The $cart collection is untouched. $available is the new, filtered version.

How is filter() different from reject()?

filter() is the inverse. It keeps items where the callback returns true, discarding everything else. Same logic, opposite direction:

$scores = collect([45, 72, 88, 55, 91, 60]);

$passing = $scores->filter(fn($score) => $score >= 60);

// Result: [72, 88, 91, 60]

Use filter() when you’re thinking “I want the items that match X.” Use reject() when you’re thinking “I want to remove the items that match X.” They produce the same result — pick whichever makes the intent clearer at the call site.

If you call filter() with no callback, it removes all falsy values (empty strings, null, false, 0):

$mixed = collect([0, 'hello', null, false, 42, '']);

$clean = $mixed->filter();

// Result: ['hello', 42]

That zero-argument form is handy for clearing out empty form fields or nullable API values.

How do you remove a single item by key with forget()?

forget() targets a specific position. Pass it an index (for indexed arrays) or a key (for associative arrays):

$languages = collect(['PHP', 'Python', 'Ruby', 'Go']);

$languages->forget(2); // removes 'Ruby' at index 2

// Result: [0 => 'PHP', 1 => 'Python', 3 => 'Go']

Note that forget() mutates the collection in place — it’s the exception to the “returns a new collection” rule. Also note that the keys are not re-indexed after removal. If you need clean sequential keys, chain ->values() after:

$languages->forget(2)->values();

// Result: [0 => 'PHP', 1 => 'Python', 2 => 'Go']

The scenario: You’re building a tag editor. The user has a collection of tags and clicks the “X” on one of them. You know the array index from the UI. forget($index)->values() removes it and re-sequences the keys — ready to pass back to the frontend.

:::warning forget() modifies the Collection instance directly. The other methods (reject(), filter()) do not — they return a new Collection. If you’re passing a collection around and don’t expect it to change, avoid forget() or clone it first with ->collect(). :::

Does this work on Eloquent results?

Yes. An Eloquent query result is already a Collection. You can call reject(), filter(), and forget() directly:

$users = User::all();

$activeUsers = $users->reject(fn($user) => $user->is_suspended);

For large datasets, do the filtering at the query level (->where(), ->whereNull()) rather than loading all records into memory and filtering in PHP. Use collection methods when the data is already in memory or the condition can’t be expressed in SQL.

See Create a Laravel Collection from an Array if you’re working with plain arrays rather than Eloquent results.

Summary

  • reject($callback) drops items where the callback returns true.

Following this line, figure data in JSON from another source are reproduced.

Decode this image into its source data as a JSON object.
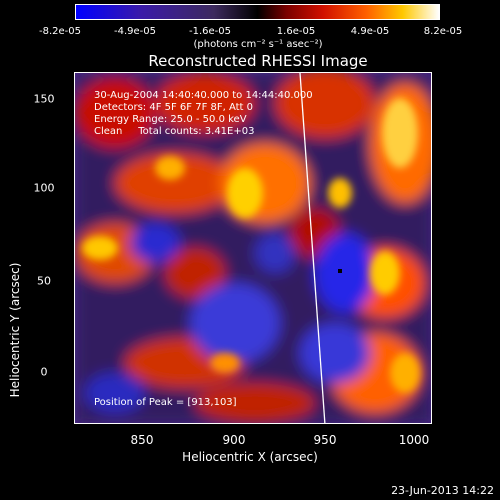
{
  "colorbar": {
    "ticks": [
      "-8.2e-05",
      "-4.9e-05",
      "-1.6e-05",
      "1.6e-05",
      "4.9e-05",
      "8.2e-05"
    ],
    "units": "(photons cm⁻² s⁻¹ asec⁻²)"
  },
  "title": "Reconstructed RHESSI Image",
  "info": {
    "line1": "30-Aug-2004 14:40:40.000 to 14:44:40.000",
    "line2": "Detectors: 4F 5F 6F 7F 8F, Att 0",
    "line3": "Energy Range: 25.0 - 50.0 keV",
    "line4": "Clean     Total counts: 3.41E+03"
  },
  "peak_label": "Position of Peak = [913,103]",
  "axes": {
    "x_title": "Heliocentric X (arcsec)",
    "y_title": "Heliocentric Y (arcsec)",
    "x_ticks": [
      "850",
      "900",
      "950",
      "1000"
    ],
    "y_ticks": [
      "150",
      "100",
      "50",
      "0"
    ]
  },
  "timestamp": "23-Jun-2013 14:22"
}
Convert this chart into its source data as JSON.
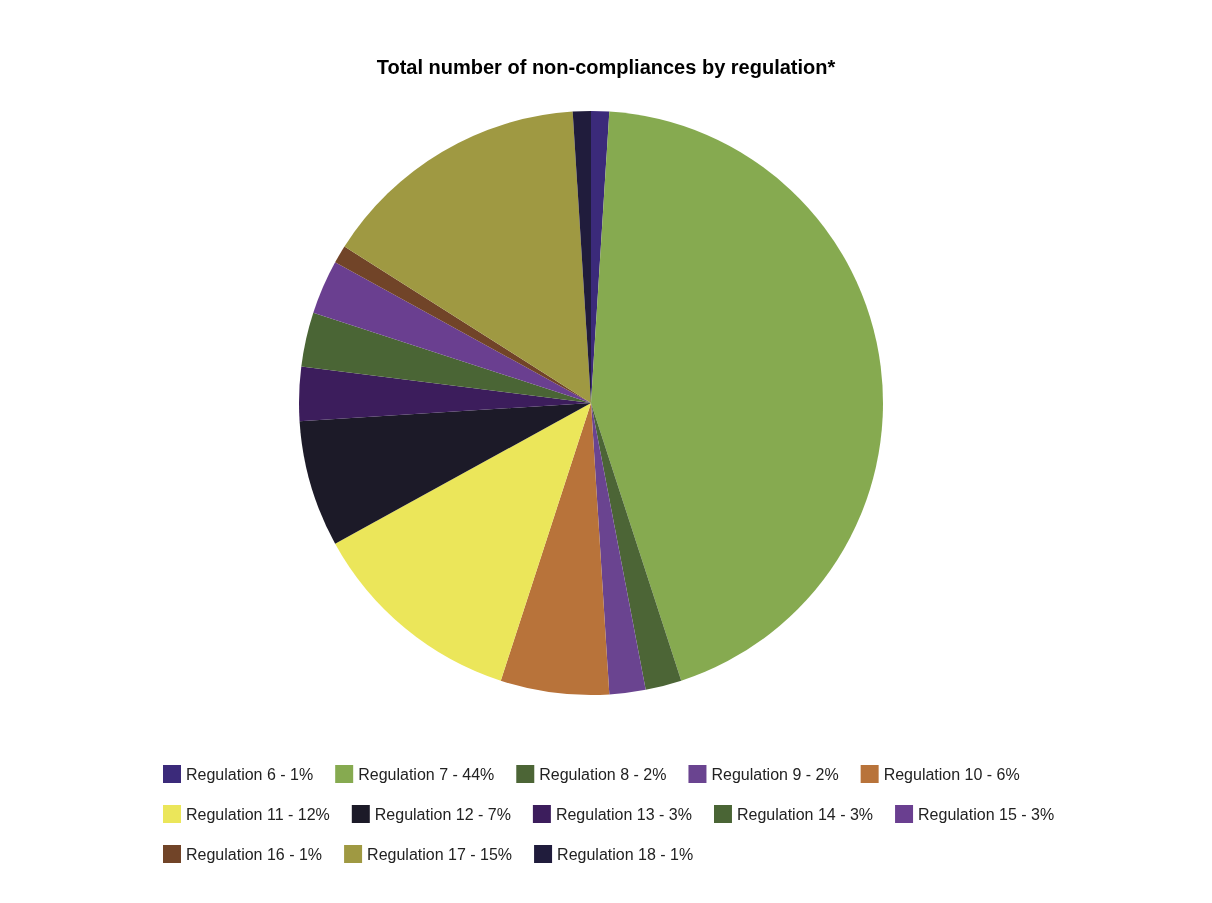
{
  "chart_data": {
    "type": "pie",
    "title": "Total number of non-compliances by regulation*",
    "categories": [
      "Regulation 6 - 1%",
      "Regulation 7 - 44%",
      "Regulation 8 - 2%",
      "Regulation 9 - 2%",
      "Regulation 10 - 6%",
      "Regulation 11 - 12%",
      "Regulation 12 - 7%",
      "Regulation 13 - 3%",
      "Regulation 14 - 3%",
      "Regulation 15 - 3%",
      "Regulation 16 - 1%",
      "Regulation 17 - 15%",
      "Regulation 18 - 1%"
    ],
    "values": [
      1,
      44,
      2,
      2,
      6,
      12,
      7,
      3,
      3,
      3,
      1,
      15,
      1
    ],
    "colors": [
      "#3b2a7a",
      "#86aa50",
      "#4c6536",
      "#6a4490",
      "#b8733a",
      "#ebe65a",
      "#1c1a28",
      "#3c1d5c",
      "#4a6535",
      "#6a3f90",
      "#714428",
      "#9f9942",
      "#201c3c"
    ],
    "legend": "bottom"
  }
}
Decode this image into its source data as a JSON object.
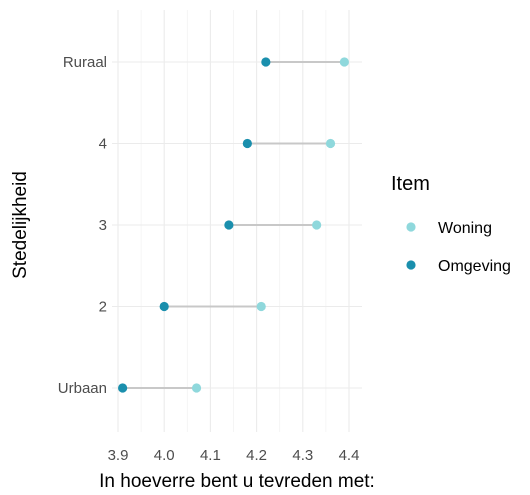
{
  "chart_data": {
    "type": "dumbbell",
    "xlabel": "In hoeverre bent u tevreden met:",
    "ylabel": "Stedelijkheid",
    "xlim": [
      3.9,
      4.4
    ],
    "x_ticks": [
      "3.9",
      "4.0",
      "4.1",
      "4.2",
      "4.3",
      "4.4"
    ],
    "categories": [
      "Ruraal",
      "4",
      "3",
      "2",
      "Urbaan"
    ],
    "series": [
      {
        "name": "Woning",
        "color": "#8fd8dc",
        "values": [
          4.39,
          4.36,
          4.33,
          4.21,
          4.07
        ]
      },
      {
        "name": "Omgeving",
        "color": "#1a8fad",
        "values": [
          4.22,
          4.18,
          4.14,
          4.0,
          3.91
        ]
      }
    ],
    "legend": {
      "title": "Item",
      "position": "right"
    },
    "connector_color": "#c8c8c8",
    "grid": true
  }
}
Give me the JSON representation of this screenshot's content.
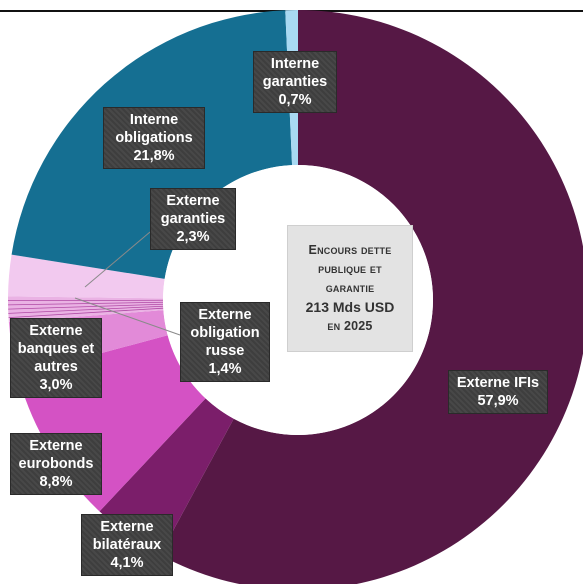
{
  "chart_data": {
    "type": "pie",
    "donut": true,
    "center_label": {
      "line1": "Encours dette",
      "line2": "publique et",
      "line3": "garantie",
      "line4": "213 Mds USD",
      "line5": "en 2025"
    },
    "slices": [
      {
        "name_line1": "Externe IFIs",
        "name_line2": "",
        "value": 57.9,
        "value_label": "57,9%",
        "color": "#561845"
      },
      {
        "name_line1": "Externe",
        "name_line2": "bilatéraux",
        "value": 4.1,
        "value_label": "4,1%",
        "color": "#7b1e6a"
      },
      {
        "name_line1": "Externe",
        "name_line2": "eurobonds",
        "value": 8.8,
        "value_label": "8,8%",
        "color": "#d452c4"
      },
      {
        "name_line1": "Externe",
        "name_line2": "banques et autres",
        "value": 3.0,
        "value_label": "3,0%",
        "color": "#e28ad8"
      },
      {
        "name_line1": "Externe",
        "name_line2": "obligation russe",
        "value": 1.4,
        "value_label": "1,4%",
        "color": "#eab2e4"
      },
      {
        "name_line1": "Externe",
        "name_line2": "garanties",
        "value": 2.3,
        "value_label": "2,3%",
        "color": "#f2c9ef"
      },
      {
        "name_line1": "Interne",
        "name_line2": "obligations",
        "value": 21.8,
        "value_label": "21,8%",
        "color": "#156f92"
      },
      {
        "name_line1": "Interne",
        "name_line2": "garanties",
        "value": 0.7,
        "value_label": "0,7%",
        "color": "#a8d9f2"
      }
    ]
  }
}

Most readable when you’re removing by a negative condition.
  • filter($callback) keeps items where the callback returns true. Pairs naturally with conditions like “give me only the active ones.”
  • filter() with no callback removes all falsy values in one step.
  • forget($key) removes by key and mutates the collection. Use ->values() after if you need re-indexed keys.
  • All collection methods work the same on Eloquent results and plain-array collections.

FAQ

Does reject() re-index the keys after removing items? No. The remaining items keep their original keys. Call ->values() to reset to sequential integer keys starting from 0.

Can I pass multiple conditions to reject()? Yes — just use logical operators inside the closure: reject(fn($item) => $item['stock'] === 0 || $item['price'] > 100).

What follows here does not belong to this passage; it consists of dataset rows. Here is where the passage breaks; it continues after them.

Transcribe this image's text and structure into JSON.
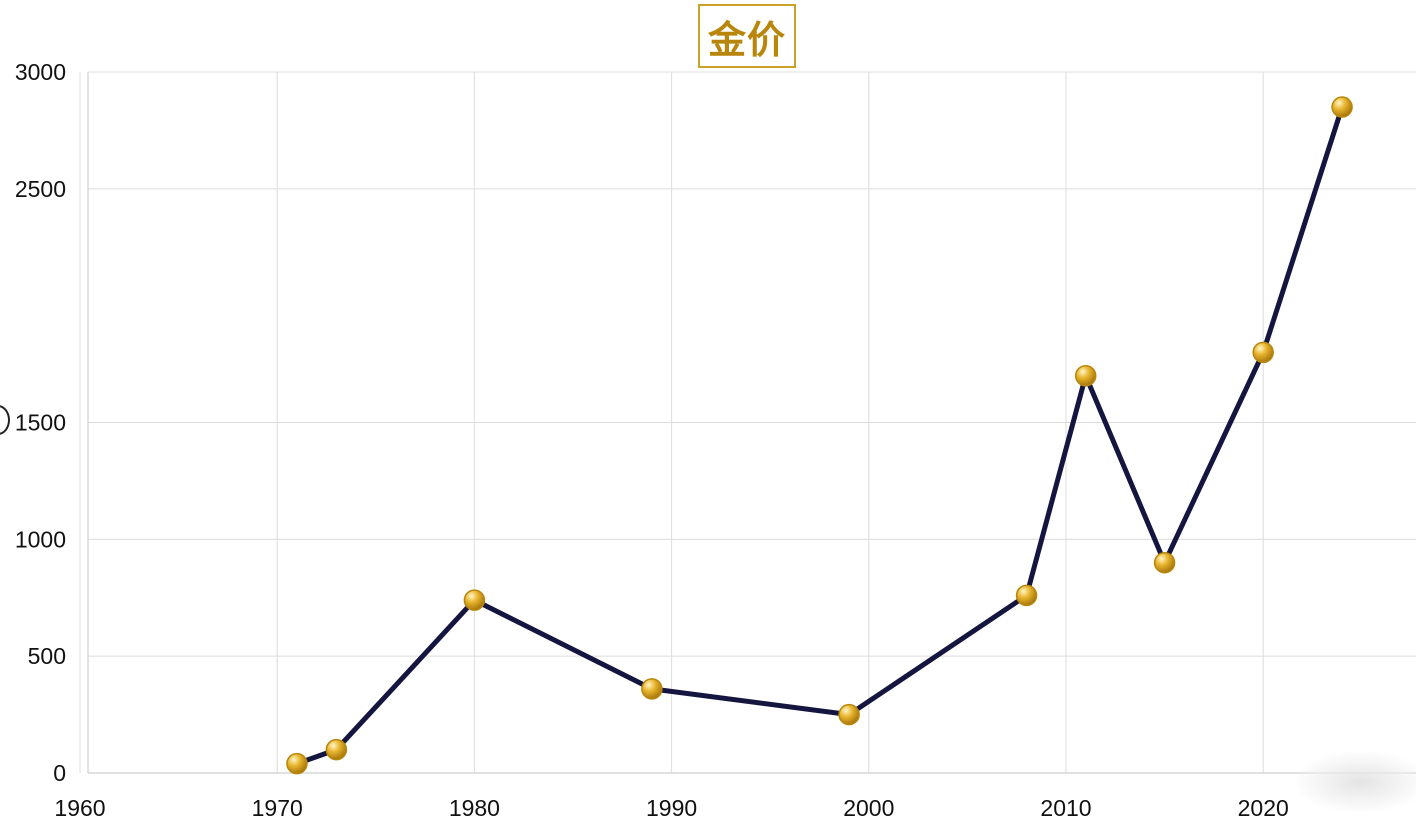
{
  "colors": {
    "line": "#14163f",
    "marker_fill": "#e8b52e",
    "marker_stroke": "#b8860b",
    "title": "#b8860b",
    "grid": "#dcdcdc"
  },
  "chart_data": {
    "type": "line",
    "title": "金价",
    "xlabel": "",
    "ylabel": "",
    "xlim": [
      1960,
      2027
    ],
    "ylim": [
      0,
      3000
    ],
    "grid": true,
    "x_tick_labels": [
      "1960",
      "1970",
      "1980",
      "1990",
      "2000",
      "2010",
      "2020"
    ],
    "y_tick_labels": [
      "0",
      "500",
      "1000",
      "1500",
      "2500",
      "3000"
    ],
    "series": [
      {
        "x": [
          1971,
          1973,
          1980,
          1989,
          1999,
          2008,
          2011,
          2015,
          2020,
          2024
        ],
        "y": [
          40,
          100,
          740,
          360,
          250,
          760,
          1700,
          900,
          1800,
          2850
        ]
      }
    ]
  }
}
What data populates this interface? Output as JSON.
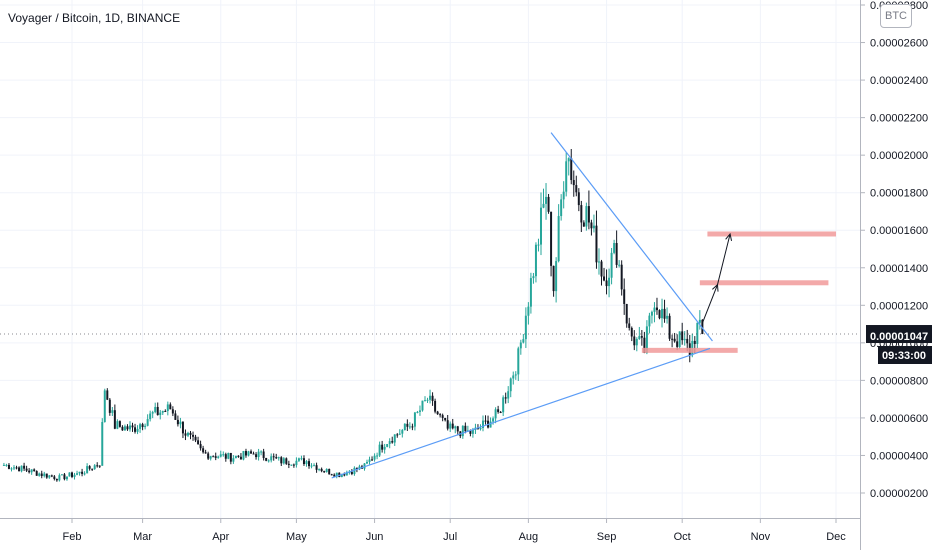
{
  "header": {
    "title": "Voyager / Bitcoin, 1D, BINANCE"
  },
  "currency_label": "BTC",
  "last_price_label": "0.00001047",
  "countdown_label": "09:33:00",
  "colors": {
    "up": "#26a69a",
    "down": "#131722",
    "trendline": "#5b9cf6",
    "zone": "#f19a9a",
    "price_tag": "#131722",
    "arrow": "#131722"
  },
  "chart_data": {
    "type": "candlestick",
    "title": "Voyager / Bitcoin, 1D, BINANCE",
    "x_ticks": [
      "Feb",
      "Mar",
      "Apr",
      "May",
      "Jun",
      "Jul",
      "Aug",
      "Sep",
      "Oct",
      "Nov",
      "Dec"
    ],
    "y_ticks": [
      "0.00000200",
      "0.00000400",
      "0.00000600",
      "0.00000800",
      "0.00001000",
      "0.00001200",
      "0.00001400",
      "0.00001600",
      "0.00001800",
      "0.00002000",
      "0.00002200",
      "0.00002400",
      "0.00002600",
      "0.00002800"
    ],
    "y_range": [
      1e-06,
      2.8e-05
    ],
    "last_price": 1.047e-05,
    "price_path": [
      [
        "2019-01-05",
        3.5e-06
      ],
      [
        "2019-01-12",
        3.3e-06
      ],
      [
        "2019-01-20",
        3e-06
      ],
      [
        "2019-01-27",
        2.8e-06
      ],
      [
        "2019-02-05",
        3.1e-06
      ],
      [
        "2019-02-12",
        3.6e-06
      ],
      [
        "2019-02-14",
        7.6e-06
      ],
      [
        "2019-02-18",
        5.6e-06
      ],
      [
        "2019-02-25",
        5.4e-06
      ],
      [
        "2019-03-05",
        6.2e-06
      ],
      [
        "2019-03-12",
        6.5e-06
      ],
      [
        "2019-03-18",
        5.2e-06
      ],
      [
        "2019-03-25",
        4.1e-06
      ],
      [
        "2019-04-05",
        3.9e-06
      ],
      [
        "2019-04-15",
        4.1e-06
      ],
      [
        "2019-04-25",
        3.7e-06
      ],
      [
        "2019-05-05",
        3.7e-06
      ],
      [
        "2019-05-12",
        3.2e-06
      ],
      [
        "2019-05-18",
        3e-06
      ],
      [
        "2019-05-28",
        3.4e-06
      ],
      [
        "2019-06-05",
        4.7e-06
      ],
      [
        "2019-06-15",
        5.6e-06
      ],
      [
        "2019-06-22",
        7e-06
      ],
      [
        "2019-06-30",
        5.4e-06
      ],
      [
        "2019-07-10",
        5.2e-06
      ],
      [
        "2019-07-20",
        6.2e-06
      ],
      [
        "2019-07-28",
        9.2e-06
      ],
      [
        "2019-08-03",
        1.4e-05
      ],
      [
        "2019-08-08",
        1.8e-05
      ],
      [
        "2019-08-11",
        1.3e-05
      ],
      [
        "2019-08-16",
        2.05e-05
      ],
      [
        "2019-08-20",
        1.8e-05
      ],
      [
        "2019-08-25",
        1.65e-05
      ],
      [
        "2019-08-31",
        1.35e-05
      ],
      [
        "2019-09-05",
        1.5e-05
      ],
      [
        "2019-09-10",
        1.05e-05
      ],
      [
        "2019-09-16",
        9.6e-06
      ],
      [
        "2019-09-20",
        1.25e-05
      ],
      [
        "2019-09-26",
        1.05e-05
      ],
      [
        "2019-10-01",
        1e-05
      ],
      [
        "2019-10-04",
        9.6e-06
      ],
      [
        "2019-10-07",
        1.08e-05
      ],
      [
        "2019-10-09",
        1.047e-05
      ]
    ],
    "annotations": {
      "support_trendline": [
        [
          "2019-05-15",
          2.8e-06
        ],
        [
          "2019-10-12",
          9.7e-06
        ]
      ],
      "resistance_trendline": [
        [
          "2019-08-10",
          2.12e-05
        ],
        [
          "2019-10-13",
          1.01e-05
        ]
      ],
      "zones": [
        {
          "from": "2019-09-15",
          "to": "2019-10-23",
          "price": 9.6e-06
        },
        {
          "from": "2019-10-08",
          "to": "2019-11-28",
          "price": 1.32e-05
        },
        {
          "from": "2019-10-11",
          "to": "2019-12-01",
          "price": 1.58e-05
        }
      ],
      "arrow": [
        [
          "2019-10-09",
          1.105e-05
        ],
        [
          "2019-10-15",
          1.31e-05
        ],
        [
          "2019-10-20",
          1.58e-05
        ]
      ]
    }
  }
}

What’s the difference between filter() with no callback and array_filter() in PHP? They behave the same — both remove falsy values. Laravel’s filter() returns a Collection; PHP’s array_filter() returns a plain array.

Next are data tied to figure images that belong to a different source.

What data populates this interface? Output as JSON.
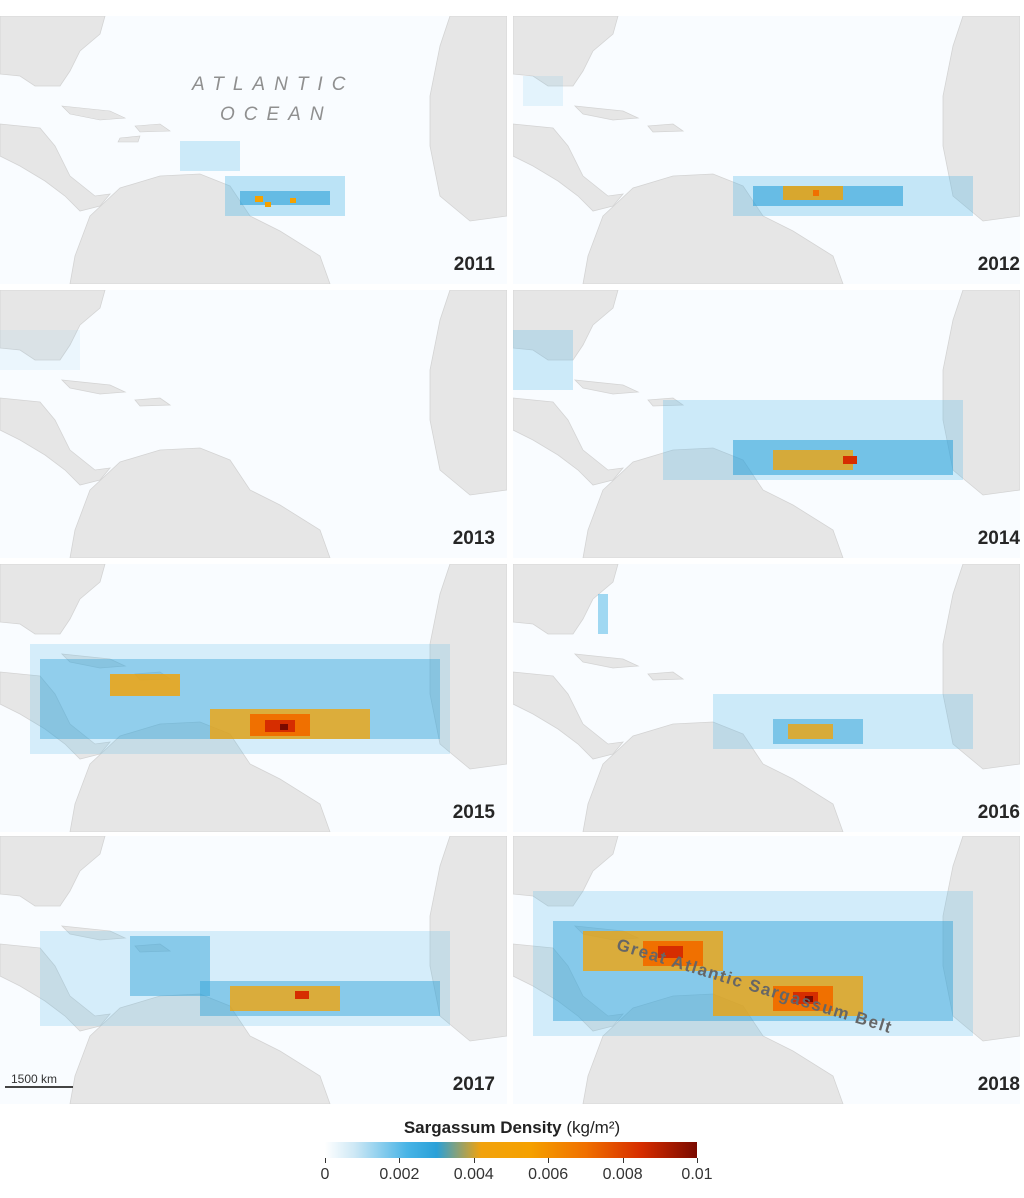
{
  "panels": [
    {
      "year": "2011"
    },
    {
      "year": "2012"
    },
    {
      "year": "2013"
    },
    {
      "year": "2014"
    },
    {
      "year": "2015"
    },
    {
      "year": "2016"
    },
    {
      "year": "2017"
    },
    {
      "year": "2018"
    }
  ],
  "labels": {
    "ocean_line1": "ATLANTIC",
    "ocean_line2": "OCEAN",
    "belt": "Great Atlantic Sargassum Belt",
    "scale": "1500 km"
  },
  "legend": {
    "title": "Sargassum Density",
    "unit": "(kg/m²)",
    "ticks": [
      "0",
      "0.002",
      "0.004",
      "0.006",
      "0.008",
      "0.01"
    ],
    "colors": [
      "#ffffff",
      "#48b4e6",
      "#f5a100",
      "#f07000",
      "#d62d00",
      "#7a0a00"
    ]
  },
  "colors": {
    "land": "#e6e6e6",
    "ocean": "#f9fcff",
    "low_density": "#48b4e6",
    "mid_density": "#f5a100",
    "high_density": "#d62d00",
    "max_density": "#7a0a00"
  }
}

Can I chain reject() and filter() together? Absolutely. collect($data)->reject(...)->filter(...)->values() is valid and common. Each method returns a new Collection so chaining works naturally.

Does forget() work on string keys? Yes. $collection->forget('email') removes the email key from an associative collection just as forget(0) removes index 0 from an indexed one.